A second incident took place just weeks later, in September 2024, at Trump’s golf course at West Palm Beach in Florida. Law enforcement officials found a rifle and other equipment in the foliage near the course. Ryan Wesley Routh was sentenced to life imprisonment for attempted assassination. In February this year, the Secret Service shot and killed Austin Tucker Martin, an armed man who breached the security perimeter at Trump’s Mar-a-Lago resort in Palm Beach, Florida. Trump and his wife Melania were in Washington at the time.


Political violence in America is on the up but the targeting of Trump tells its own tale. No American leader in modern history has been as polarising: hated and adored in equal measure. Trump has contributed to this state of affairs by using insult, threats and contempt as a weapon in his daily rhetoric. His political opponents are right to suggest he has degraded and coarsened public discourse, and to call him out on his frequent derogatory remarks aimed at anyone who dares to oppose him. But what they fail to acknowledge is that the disgust and outrage they aim at him, the hyperbole they use when criticising his motives and actions, is a problem in itself and does nothing to help calm matters at this politically volatile time.

If anything, many of Trump’s critics are guilty of lashing out at him in terms as extreme as anything he might say about them. Civility, compassion and tolerance (a set of virtues high on the agenda of many Trump opponents) are values that cannot and must not be applied in dealings with the president. Many public figures, including political opponents as well as celebrities and film stars, appear to get off on calling Trump a fascist, the most dangerous person in the country, and so forth, basically arguing that “something must be done” before he trashes basic rights and freedoms.

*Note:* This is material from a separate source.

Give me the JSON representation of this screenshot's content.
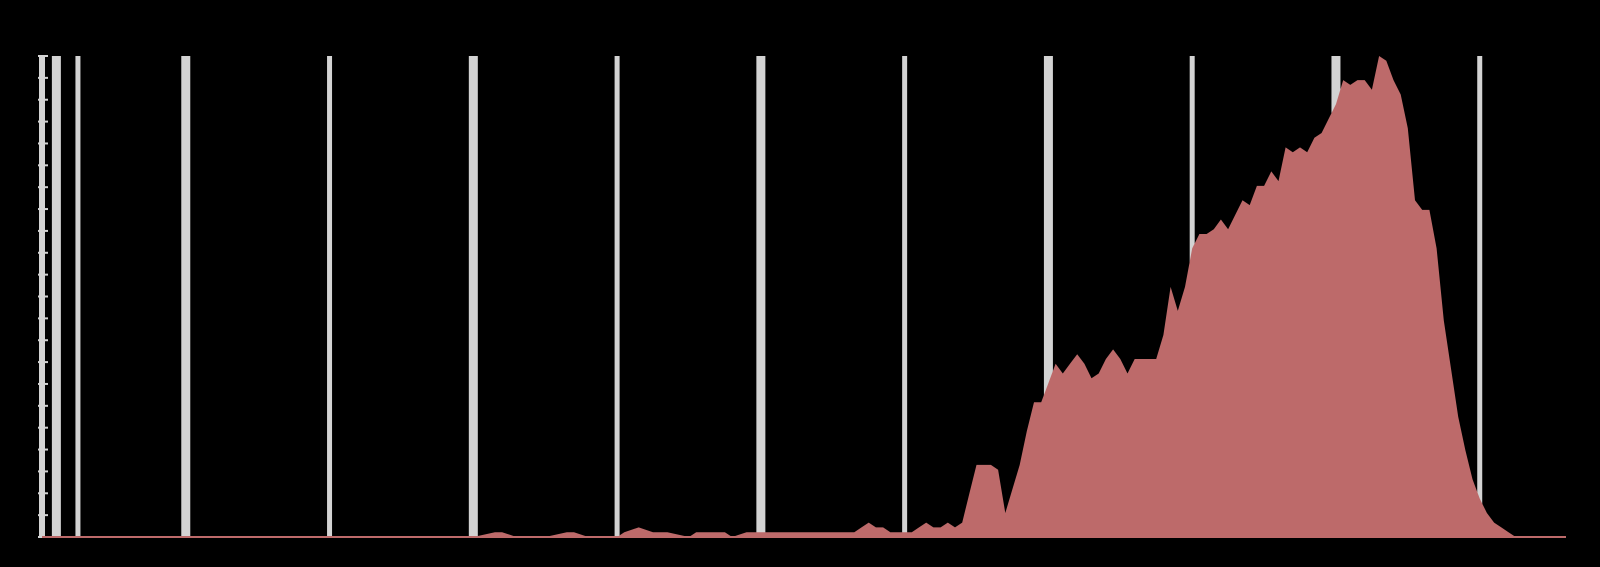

I am no supporter of Trump and what he stands for politically – but do his critics ever wonder about their own heated rhetoric and the dangers of making Trump out to be evil personified? Might they, just possibly, be part of the wider problem, whereby far too many political disagreements between people in opposite camps end up carry menacing undertones?

I am not for a moment suggesting that Trump’s critics bear responsibility for the growing violence directed at him, including this latest attempt on his life. That would be absurd and wrong. But there is a case for saying that their own “Trump derangement syndrome” is doing little to lower the political temperature. This forms the ugly backdrop to a wider picture of growing political violence in America. There was the killing in Utah last year of Charlie Kirk, a conservative activist and commentator. A few months earlier, Minnesota State representative Melissa Hortman and her husband, Mark, were shot and killed. In 2022, the former House speaker Nancy Pelosi’s husband Paul was attacked with a hammer and hospitalised with a fractured skull. It is high time for Trump critics and supporters alike to lower the dial. The latest attempt on the president’s life demonstrates all too clearly the real world consequences of these ugly divisions.